Сир Анри помассировал лодыжку.
– Его человек отправился обратно на север?
Томас кивнул. Скалли захотел вернуться к лорду Дугласу, и Томас поблагодарил его, дал кошель с деньгами и позволил отправиться на север.
– Напоследок он сказал, что с нетерпением ждет, когда сможет меня убить, - сказал Томас.
– Боже, он просто чудовище.
– Чудовище, - согласился Томас.
– Думаешь, он доберется до французской армии?
– Я думаю, что Скалли смог бы и через ад проскакать нетронутым, - ответил Томас.
– Это шотландское имя? Скалли?
– Он сказал, что его мать была англичанкой, - объяснил Томас, - и он взял ее имя, потому что она не знала, кто отец. Ее взяли в плен в Нортумберленде во время набега шотландцев и изнасиловали по кругу.
– Так на самом деле он англичанин?
– По его мнению, нет. Я лишь надеюсь, что мне не придется драться с ублюдком.
Потом последовали два дня подготовки, когда луки натирали ланолином, подстригали и поправляли перья у сотен стрел, чинили сбрую, затачивали мечи и топоры и пытались заглянуть в будущее, гадая, что оно готовит.
Томас не мог выбросить из головы битву при Креси.
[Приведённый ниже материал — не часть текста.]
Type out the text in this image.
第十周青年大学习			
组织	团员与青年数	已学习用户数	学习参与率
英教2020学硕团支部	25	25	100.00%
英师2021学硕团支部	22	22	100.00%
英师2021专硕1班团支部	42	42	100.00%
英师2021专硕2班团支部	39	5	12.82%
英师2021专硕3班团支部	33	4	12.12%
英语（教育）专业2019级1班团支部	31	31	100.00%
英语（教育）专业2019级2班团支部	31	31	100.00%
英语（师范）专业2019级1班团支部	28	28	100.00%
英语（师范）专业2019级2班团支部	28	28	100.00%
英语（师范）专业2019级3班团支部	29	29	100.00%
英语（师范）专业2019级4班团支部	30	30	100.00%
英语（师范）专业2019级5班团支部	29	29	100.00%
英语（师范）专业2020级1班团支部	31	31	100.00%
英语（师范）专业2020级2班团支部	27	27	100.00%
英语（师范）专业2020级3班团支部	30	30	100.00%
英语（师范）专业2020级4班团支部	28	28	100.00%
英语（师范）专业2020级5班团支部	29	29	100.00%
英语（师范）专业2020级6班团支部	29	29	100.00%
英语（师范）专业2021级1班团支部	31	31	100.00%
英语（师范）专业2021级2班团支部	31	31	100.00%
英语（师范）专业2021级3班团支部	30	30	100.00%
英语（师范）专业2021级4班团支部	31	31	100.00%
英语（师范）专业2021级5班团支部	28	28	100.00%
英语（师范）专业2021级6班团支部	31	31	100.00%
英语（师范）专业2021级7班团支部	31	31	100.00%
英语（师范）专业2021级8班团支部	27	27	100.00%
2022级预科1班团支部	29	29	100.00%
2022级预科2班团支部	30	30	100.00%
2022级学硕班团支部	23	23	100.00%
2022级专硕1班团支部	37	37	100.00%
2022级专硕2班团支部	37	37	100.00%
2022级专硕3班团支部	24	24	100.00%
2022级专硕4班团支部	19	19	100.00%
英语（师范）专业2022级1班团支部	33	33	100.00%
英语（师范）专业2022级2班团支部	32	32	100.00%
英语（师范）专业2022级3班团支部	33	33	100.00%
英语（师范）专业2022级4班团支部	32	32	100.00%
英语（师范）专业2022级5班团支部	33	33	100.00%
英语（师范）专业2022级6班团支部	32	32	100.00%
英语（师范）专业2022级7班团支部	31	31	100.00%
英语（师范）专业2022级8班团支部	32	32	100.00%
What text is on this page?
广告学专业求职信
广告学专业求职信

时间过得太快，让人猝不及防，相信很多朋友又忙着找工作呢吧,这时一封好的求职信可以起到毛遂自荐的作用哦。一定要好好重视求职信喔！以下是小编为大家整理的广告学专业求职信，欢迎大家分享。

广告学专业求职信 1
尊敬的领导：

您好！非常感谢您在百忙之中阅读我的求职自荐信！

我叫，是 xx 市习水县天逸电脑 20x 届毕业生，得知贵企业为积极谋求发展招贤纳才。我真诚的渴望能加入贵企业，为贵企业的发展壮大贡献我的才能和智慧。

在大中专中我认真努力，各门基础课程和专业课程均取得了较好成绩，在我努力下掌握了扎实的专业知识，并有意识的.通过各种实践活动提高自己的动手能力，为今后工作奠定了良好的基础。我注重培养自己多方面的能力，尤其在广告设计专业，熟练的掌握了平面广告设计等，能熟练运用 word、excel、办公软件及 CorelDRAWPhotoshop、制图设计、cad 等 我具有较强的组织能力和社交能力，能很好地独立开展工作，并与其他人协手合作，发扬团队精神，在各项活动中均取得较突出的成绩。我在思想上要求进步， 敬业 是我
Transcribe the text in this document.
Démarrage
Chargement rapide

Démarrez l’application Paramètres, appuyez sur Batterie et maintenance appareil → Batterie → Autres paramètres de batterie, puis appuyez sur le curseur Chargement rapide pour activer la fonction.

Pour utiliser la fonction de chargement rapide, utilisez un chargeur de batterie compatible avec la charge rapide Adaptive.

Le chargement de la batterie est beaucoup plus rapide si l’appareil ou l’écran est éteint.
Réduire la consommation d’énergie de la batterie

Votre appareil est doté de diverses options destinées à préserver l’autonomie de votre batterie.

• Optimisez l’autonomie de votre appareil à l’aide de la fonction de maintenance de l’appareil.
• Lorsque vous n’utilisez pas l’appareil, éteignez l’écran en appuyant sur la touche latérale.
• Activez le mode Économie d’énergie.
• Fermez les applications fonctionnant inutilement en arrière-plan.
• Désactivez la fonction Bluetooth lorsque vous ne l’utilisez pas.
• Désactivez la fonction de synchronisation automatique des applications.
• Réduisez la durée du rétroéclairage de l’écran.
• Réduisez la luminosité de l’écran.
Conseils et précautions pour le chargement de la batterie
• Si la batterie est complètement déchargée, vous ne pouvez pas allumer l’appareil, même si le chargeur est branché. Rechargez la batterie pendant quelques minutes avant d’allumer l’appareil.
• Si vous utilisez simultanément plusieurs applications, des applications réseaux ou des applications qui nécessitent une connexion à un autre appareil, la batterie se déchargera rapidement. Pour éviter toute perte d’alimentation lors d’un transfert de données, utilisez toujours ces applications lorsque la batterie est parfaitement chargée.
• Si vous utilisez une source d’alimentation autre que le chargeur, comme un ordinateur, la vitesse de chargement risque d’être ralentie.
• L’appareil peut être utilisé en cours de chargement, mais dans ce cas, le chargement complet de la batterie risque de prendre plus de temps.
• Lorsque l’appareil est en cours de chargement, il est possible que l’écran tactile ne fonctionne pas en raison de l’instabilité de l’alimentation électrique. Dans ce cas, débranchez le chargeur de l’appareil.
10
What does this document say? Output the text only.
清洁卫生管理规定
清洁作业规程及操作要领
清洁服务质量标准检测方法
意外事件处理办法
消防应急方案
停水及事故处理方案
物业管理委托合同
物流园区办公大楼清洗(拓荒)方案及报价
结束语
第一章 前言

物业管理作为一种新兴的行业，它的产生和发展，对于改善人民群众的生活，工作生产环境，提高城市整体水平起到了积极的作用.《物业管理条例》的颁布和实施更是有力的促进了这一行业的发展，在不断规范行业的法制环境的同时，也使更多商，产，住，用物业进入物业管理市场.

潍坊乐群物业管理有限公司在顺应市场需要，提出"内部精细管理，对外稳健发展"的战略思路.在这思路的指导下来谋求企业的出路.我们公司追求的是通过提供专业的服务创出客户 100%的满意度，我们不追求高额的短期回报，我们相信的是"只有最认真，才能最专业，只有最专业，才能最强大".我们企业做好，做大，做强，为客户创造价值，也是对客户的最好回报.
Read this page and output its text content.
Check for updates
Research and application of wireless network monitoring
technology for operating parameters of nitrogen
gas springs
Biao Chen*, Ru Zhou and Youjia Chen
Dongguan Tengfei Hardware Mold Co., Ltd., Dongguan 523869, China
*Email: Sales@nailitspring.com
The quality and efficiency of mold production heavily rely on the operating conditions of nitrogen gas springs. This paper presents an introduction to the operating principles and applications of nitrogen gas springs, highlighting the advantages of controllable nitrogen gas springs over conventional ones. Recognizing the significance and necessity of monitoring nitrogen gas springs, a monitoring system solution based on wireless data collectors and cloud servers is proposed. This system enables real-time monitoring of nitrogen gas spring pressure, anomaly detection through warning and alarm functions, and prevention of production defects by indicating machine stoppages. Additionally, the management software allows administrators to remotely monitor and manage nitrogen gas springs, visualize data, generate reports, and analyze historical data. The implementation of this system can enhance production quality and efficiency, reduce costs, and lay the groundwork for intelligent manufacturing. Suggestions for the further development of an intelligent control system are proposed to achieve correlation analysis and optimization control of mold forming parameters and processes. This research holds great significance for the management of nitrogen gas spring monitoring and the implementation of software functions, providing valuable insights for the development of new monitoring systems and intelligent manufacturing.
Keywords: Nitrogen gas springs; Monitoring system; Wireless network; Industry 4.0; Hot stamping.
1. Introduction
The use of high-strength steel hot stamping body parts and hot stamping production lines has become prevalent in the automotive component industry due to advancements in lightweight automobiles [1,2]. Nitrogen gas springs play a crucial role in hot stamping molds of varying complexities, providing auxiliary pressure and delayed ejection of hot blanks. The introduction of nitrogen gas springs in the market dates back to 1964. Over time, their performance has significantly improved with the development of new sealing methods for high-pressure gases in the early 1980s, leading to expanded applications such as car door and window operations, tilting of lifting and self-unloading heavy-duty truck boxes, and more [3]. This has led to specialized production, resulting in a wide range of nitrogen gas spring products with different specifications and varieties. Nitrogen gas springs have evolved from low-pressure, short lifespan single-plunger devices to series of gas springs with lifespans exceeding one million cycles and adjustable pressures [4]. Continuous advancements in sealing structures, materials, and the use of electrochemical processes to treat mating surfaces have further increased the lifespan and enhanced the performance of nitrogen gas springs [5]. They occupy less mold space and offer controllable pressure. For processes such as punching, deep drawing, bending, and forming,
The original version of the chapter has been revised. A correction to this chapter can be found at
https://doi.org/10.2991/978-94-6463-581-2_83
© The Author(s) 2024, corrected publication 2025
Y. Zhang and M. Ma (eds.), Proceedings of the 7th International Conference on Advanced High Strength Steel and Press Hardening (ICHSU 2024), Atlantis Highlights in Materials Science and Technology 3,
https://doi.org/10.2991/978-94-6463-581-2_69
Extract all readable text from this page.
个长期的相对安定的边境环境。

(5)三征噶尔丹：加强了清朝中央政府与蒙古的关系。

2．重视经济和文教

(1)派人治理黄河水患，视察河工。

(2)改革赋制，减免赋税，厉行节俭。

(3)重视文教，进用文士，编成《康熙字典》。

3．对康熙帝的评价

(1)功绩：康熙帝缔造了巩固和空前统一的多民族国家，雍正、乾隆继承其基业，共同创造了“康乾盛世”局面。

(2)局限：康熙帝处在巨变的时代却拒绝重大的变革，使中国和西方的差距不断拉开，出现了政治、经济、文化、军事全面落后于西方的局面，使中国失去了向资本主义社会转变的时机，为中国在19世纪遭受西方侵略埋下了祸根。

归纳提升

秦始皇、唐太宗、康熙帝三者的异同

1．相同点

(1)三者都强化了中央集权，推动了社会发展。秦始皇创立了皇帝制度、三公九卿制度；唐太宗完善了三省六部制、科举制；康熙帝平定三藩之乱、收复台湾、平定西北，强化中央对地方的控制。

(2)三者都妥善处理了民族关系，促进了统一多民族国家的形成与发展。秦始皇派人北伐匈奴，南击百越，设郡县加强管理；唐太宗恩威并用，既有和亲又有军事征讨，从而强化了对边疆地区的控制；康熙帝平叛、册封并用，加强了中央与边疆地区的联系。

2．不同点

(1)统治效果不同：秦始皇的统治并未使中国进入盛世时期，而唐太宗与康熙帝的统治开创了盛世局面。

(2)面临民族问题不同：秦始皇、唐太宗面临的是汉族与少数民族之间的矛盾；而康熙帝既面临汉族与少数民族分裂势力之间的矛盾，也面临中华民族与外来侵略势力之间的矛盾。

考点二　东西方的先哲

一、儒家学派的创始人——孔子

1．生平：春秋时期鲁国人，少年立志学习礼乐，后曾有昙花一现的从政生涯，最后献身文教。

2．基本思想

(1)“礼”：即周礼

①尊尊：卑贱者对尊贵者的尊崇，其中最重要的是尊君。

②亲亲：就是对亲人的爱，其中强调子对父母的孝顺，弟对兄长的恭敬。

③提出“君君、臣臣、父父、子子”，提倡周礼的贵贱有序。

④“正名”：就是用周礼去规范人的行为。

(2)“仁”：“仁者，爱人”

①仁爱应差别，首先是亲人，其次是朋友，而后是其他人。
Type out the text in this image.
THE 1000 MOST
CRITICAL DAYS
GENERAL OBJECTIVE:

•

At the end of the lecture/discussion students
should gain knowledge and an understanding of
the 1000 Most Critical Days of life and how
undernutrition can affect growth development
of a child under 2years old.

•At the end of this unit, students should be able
Не то чтобы он хорошо помнил что-либо кроме хаоса сражения, вопящих лошадей и людей, стонов умирающих и вонь испускаемого ими дерьма по всему полю битвы.
Он вспомнил шум тысяч стрел, срывающихся с тетивы, француза в шлеме, похожем на свиное рыло, украшенном длинными красными лентами, и как эти ленты красиво закрутились, когда воин свалился с лошади и умирал.
Вспомнил гром французских барабанов, ведущих всадников на смертоносные клинки, и боевых коней, ломающих ноги в специально вырытых для этого ямах, вспомнил гордые знамена, лежащие в грязи, вой женщин, собак, пирующих над выпотрошенными солдатами, и крестьян, крадущихся в темноте, чтобы ограбить трупы.
Вспомнил всю славу сражения: красные ленты умирающего воина, залитые кровью тела и заблудившегося ребенка, безутешно рыдающего по погибшему отцу.
И он знал, что французы собирают армию.
И что ему приказано присоединиться к принцу.
Так что, когда первые листья окрасились в желтый цвет, он повел эллекенов на север.
Жан де Грайи, каптал де Буш, отвел своего коня в тень дубов. Всякий раз, когда лошадь переставляла копыта, раздавался хруст желудей.
Уже настала осень, но в конце концов дождь, что заставил армию прекратить попытки захватить Тур, закончился, и земля высохла за несколько дней теплой погоды.